Il viso irregolare e caotico di Pierre ne definisce il carattere inquieto, colmo di pensieri pronti a erompere a sorpresa, devastando l’apparente tranquillità dell’esistere borghese. C’è molto di René Crevel in questa descrizione estratta da La morte difficile, frutto impervio e doloroso di uno dei maggiori scrittori surrealisti. Un romanzo che si impone, nonostante l’idiosincrasia per il genere enunciata da Breton. Nei ritratti che ci restano, Crevel appare con fattezze a metà fra l’angelico e il demoniaco, gli occhi magnetici a interrogarci con quesiti impossibili. Allo stesso modo, Pierre non riesce a vedersi nella propria totalità, ma solo come insieme di frammenti, di elementi eterogenei in perenne trasformazione: “Pierre, che non discerne i suoi limiti e, perciò, dubita della propria esistenza”. Provare a mettere ordine nel caos è vano. Profonde malinconie lo avvolgono, una strana letargia lo affligge, una natura pessimista lo condanna al naufragio. Il suo cuore non è mai stabile, “sempre o troppo caldo o troppo freddo”. La figura paterna, perennemente impegnata a scrivere la medesima lettera indirizzata al fantasma di Madame de Pompadour, è più di una minaccia; Pierre è votato, inevitabilmente, alla follia. Il salotto borghese nel quale principia la narrazione, apparentemente innocuo, viene sconvolto da dinamiche suicidarie. Una pendola che non va più avanti diviene presagio di morte. La conversazione iniziale fra la madre di Pierre e la signora Blok devia immediatamente sul tema del suicidio e della pazzia. Il signor Blok si è dato la morte, per ragioni inspiegabili.

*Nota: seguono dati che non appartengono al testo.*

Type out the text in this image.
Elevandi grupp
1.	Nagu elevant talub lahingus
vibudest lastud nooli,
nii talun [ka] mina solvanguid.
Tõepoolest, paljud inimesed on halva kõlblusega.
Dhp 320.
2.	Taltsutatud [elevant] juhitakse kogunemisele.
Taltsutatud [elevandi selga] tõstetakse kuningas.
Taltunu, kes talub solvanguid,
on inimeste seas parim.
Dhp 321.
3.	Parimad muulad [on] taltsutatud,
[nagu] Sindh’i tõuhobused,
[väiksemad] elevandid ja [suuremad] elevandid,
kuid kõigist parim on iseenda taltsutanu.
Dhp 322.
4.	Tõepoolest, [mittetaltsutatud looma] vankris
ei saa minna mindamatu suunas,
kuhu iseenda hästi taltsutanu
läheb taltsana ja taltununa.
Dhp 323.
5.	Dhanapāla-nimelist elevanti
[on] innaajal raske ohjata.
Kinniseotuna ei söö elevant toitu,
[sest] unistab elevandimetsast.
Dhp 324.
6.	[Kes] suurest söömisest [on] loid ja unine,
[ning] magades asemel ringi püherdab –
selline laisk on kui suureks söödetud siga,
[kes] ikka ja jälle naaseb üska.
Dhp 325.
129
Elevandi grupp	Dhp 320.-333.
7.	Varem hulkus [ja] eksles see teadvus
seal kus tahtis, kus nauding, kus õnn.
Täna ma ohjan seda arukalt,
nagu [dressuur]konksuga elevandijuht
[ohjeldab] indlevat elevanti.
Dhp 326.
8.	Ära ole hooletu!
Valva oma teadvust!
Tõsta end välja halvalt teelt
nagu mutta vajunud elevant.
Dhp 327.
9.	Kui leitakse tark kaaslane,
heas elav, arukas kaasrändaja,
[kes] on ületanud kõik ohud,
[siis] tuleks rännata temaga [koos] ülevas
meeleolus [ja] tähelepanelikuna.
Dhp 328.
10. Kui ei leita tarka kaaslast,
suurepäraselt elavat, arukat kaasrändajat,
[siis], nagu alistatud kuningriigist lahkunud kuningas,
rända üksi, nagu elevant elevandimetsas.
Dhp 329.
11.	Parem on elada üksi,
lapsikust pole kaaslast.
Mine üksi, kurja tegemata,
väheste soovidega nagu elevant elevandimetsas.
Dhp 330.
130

Per quelle strane alchimie che rendono tanto affascinante la letteratura, come Robert Walser prefigurò la propria morte nella neve in un romanzo del 1907 dal titolo I fratelli Tanner, quasi squarciando il velo che lo separava dalla sua fine futura, avvenuta nel 1956, così Crevel, nel romanzo Détours del 1921, fa uccidere il protagonista con il gas, prefigurando il proprio suicidio messo in atto con le medesime modalità nel 1935. La differenza fra la casualità e l’atto volontario non riduce il fascino delle misteriose traiettorie, dei segnali che gli scrittori lasciano al proprio passaggio, vere e proprie sfide per il lettore che tenti di decifrarli. Da questo punto di vista il testo di Crevel, con il suo afflato visionario, con la sua forza onirica, appare emblematico. Il reale è costantemente in bilico su un piano inclinato, pronto a scivolare negli abissi tortuosi della mente. La colpa risiede nel guardare troppo nel profondo di sé stessi. Un corpo nudo appare come “una caffettiera gigante di pelle e ossa”, la lampada che arde dietro il vetro degli occhi “imputridisce il cielo”, l’ansiosa ostinazione illumina “messe nere fra le navate d’ossa”. In un Louvre imbottito di piume un uomo vaga alla ricerca dei propri occhi, che “per sbaglio ha lasciato cadere dalle orbite”. Le atmosfere sognate non attenuano la disperazione che serpeggia in un testo, la cui forza risiede proprio nel sottile e mirabile equilibrio fra reale e immaginario. Nessuna parola può descrivere il vuoto nel quale Pierre è destinato a precipitare. L’indifferenza, lo spirito impenetrabile di Bruggle, musicista modellato sul pittore Eugene McCown al quale l’autore era sentimentalmente legato, lo tormenta. L’artista è anche una canaglia. Il loro rapporto è una lotta, un farsi del male, una malattia dalla quale non si vuole guarire. La devozione di Diane non gli basta, anzi lo annoia. L’amore, fra loro, è impossibile. Possono solo andare avanti, come due sonnambuli nel vuoto. Alla fine tutto precipita in un caleidoscopio festaiolo fatto di pianole automatiche e di ballerini ebbri.
C’è una vertigine in Crevel che anticipa Genet, la sua inesausta ricerca estetica all’interno dei traumi più sconvolgenti, il suo porsi al di fuori della morale consueta, la sua irrequietezza che sfugge qualsiasi classificazione, ma trova fondamento nel tentativo di scardinare le comodità borghesi. Il suicidio è l’unico atto di ribellione possibile, un grido contro l’indifferenza, la sola maniera per mostrare il proprio disgusto nei confronti del mondo. “Aveva freddo, ma il suo cuore, che voleva vestirsi, ha mendicato tra i passanti e non ha ricevuto altro che stracci”.